C’è chi ha la valigia in mano «Torno, Pechino è più sicura»
Trattati da untori ma a loro volta preoccupati di essere contagiati dai veneti «A casa le misure sono più severe»
Abbassa la serranda e se ne torna in Cina. «Almeno fino a quando qui a Venezia di coronavirus non se ne sentirà più parlare».
Ha già fatto le valigie l’imprenditore orientale («Il nome non lo scriva, che di problemi ne ho già abbastanza») di via Piave a Mestre, la strada multietnica del centro mestrino che conduce alla stazione. «Io qui ho paura, anche del mio fattorino che fa le consegne. Gli italiani prendono troppo sottogamba l’epidemia. Siete tutti senza mascherine e se me la metto io per precauzione e per rispetto nei vostri confronti, rischio anche di essere menato».
Ma non chiudete tutti perché i locali vuoti sono in perdita? «La verità è un’altra. Da me i turisti orientali vengono, ad esempio. Potrei anche tenere aperto. Ma non è certo la causa principale. Il motivo vero è la paura: qui rischiamo una seconda Whan». In Cina, assicura, corre meno rischi che a Mestre. «I contagi stanno diminuendo e fuori da quella provincia ormai rasentano lo zero».

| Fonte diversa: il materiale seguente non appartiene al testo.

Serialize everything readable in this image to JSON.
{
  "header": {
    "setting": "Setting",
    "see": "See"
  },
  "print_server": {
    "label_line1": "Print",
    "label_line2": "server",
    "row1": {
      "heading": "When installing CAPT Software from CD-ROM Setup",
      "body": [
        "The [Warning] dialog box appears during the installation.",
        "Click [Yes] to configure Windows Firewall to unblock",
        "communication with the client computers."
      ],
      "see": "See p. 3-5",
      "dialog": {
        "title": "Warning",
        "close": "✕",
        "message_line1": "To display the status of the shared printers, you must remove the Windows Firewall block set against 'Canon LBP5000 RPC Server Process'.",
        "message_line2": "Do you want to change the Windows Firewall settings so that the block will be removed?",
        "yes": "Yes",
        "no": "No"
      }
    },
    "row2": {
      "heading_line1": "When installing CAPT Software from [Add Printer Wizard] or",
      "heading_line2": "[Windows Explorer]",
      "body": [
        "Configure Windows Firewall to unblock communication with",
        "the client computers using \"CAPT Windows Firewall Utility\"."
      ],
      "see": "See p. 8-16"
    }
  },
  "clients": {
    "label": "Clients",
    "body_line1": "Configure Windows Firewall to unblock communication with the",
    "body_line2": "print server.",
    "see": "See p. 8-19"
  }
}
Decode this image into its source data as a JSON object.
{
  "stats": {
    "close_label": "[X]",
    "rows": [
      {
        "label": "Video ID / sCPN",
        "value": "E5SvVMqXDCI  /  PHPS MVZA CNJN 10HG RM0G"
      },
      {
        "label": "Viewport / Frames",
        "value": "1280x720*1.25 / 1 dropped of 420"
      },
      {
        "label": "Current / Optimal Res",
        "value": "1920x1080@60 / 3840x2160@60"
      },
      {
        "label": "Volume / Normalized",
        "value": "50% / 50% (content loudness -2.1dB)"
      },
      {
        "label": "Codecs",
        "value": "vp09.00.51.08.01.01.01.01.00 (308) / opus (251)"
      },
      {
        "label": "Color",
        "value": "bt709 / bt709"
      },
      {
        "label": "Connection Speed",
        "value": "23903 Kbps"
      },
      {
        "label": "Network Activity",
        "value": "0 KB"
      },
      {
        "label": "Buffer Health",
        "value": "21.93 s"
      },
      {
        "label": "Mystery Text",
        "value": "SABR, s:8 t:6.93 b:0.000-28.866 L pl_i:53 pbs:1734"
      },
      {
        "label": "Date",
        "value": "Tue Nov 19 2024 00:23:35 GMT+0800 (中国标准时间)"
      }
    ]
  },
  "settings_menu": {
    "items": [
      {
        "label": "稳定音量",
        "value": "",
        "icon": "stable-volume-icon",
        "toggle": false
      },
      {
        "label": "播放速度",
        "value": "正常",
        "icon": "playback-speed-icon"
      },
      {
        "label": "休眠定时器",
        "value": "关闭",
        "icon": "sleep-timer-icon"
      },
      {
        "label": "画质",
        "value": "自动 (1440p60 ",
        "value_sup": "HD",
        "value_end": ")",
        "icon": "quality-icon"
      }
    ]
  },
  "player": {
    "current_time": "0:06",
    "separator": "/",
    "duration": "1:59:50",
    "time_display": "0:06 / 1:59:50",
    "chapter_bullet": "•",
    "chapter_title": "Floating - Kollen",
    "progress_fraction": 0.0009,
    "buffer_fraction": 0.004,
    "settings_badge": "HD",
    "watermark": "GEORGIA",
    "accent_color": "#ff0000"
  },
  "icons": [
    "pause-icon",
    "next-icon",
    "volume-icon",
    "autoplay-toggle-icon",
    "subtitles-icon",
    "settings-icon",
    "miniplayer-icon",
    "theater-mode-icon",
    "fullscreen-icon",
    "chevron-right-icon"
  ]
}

A qualche chilometro di distanza, a Marghera, Kai Jiang a riesce a tenere aperto il suo bar solo alla mattina, ma non sa per quanto ancora resisterà. E un pensierino a tornare in patria, l’ha fatto anche lui: «Abbiamo paura del virus - confida il ventottenne - e la Cina ha usato un metodo rigidissimo per l’isolamento della popolazione. Qui invece si consiglia la mascherina solo a chi è ammalato e noi, che veniamo da una cultura in cui la si mette anche per evitare un banale raffreddore, non ne capiamo il motivo. Infatti l’Italia è passata da zero a centinaia di casi in appena una settimana». Jiang dice di aver fiducia nella sanità italiana «ma dopo aver già visto cosa è successo in Cina ho paura a stare qui». Se gli si fa notare che, in fondo, nessuno gli impedisce di indossare delle protezioni, risponde che «una mia connazionale ci ha provato a girare con la mascherina e ha sfiorato l’insulto. Così le persone si convincono che abbiamo il coronavirus. Già adesso qualcuno entra al bar, ordina il caffè e, appena mi vede in faccia, sparisce».
Alessandro Yeh, un ristoratore italo cinese che gestisce un «all you can eat» alle porte di Mestre, scuote la testa: «Non capisco perché la si paragoni d’un tratto a una banale influenza. E a dirlo sono gli stessi che, quando il problema era solo cinese, parlavano di pestilenza».
Gli orientali in Veneto temono che il nostro Paese stia prendendo alla leggera il coronavirus e molti stanno tornando in Cina. «Lì sorvegliano le zone a rischio con i droni e se ti beccano senza mascherina ti danno la multa. Se reagisci, la prigione. Io a Mestre sto attento anche a tossire per strada perché sennò mi guardano male. Figurarsi se posso pensare di mettermela», assicura Yeh. Nel Veneziano, le chiusure dei locali procedono a catena. «Mi sono detto: vediamo il primo che chiude e poi lo faccio anche io - racconta un altro giovane ristoratore di una via periferica -: in due giorni il 70 per cento di noi ha chiuso e tanti si sono comprati pure il biglietto per la “vacanza “in Cina». Anche lui ha paura del contagio. «Gli italiani non si rendono conto di quanto sia pericoloso questo virus. Prima disertate i nostri ristoranti e adesso che i contagiati sono i vostri connazionali, parlate di una piccola influenza».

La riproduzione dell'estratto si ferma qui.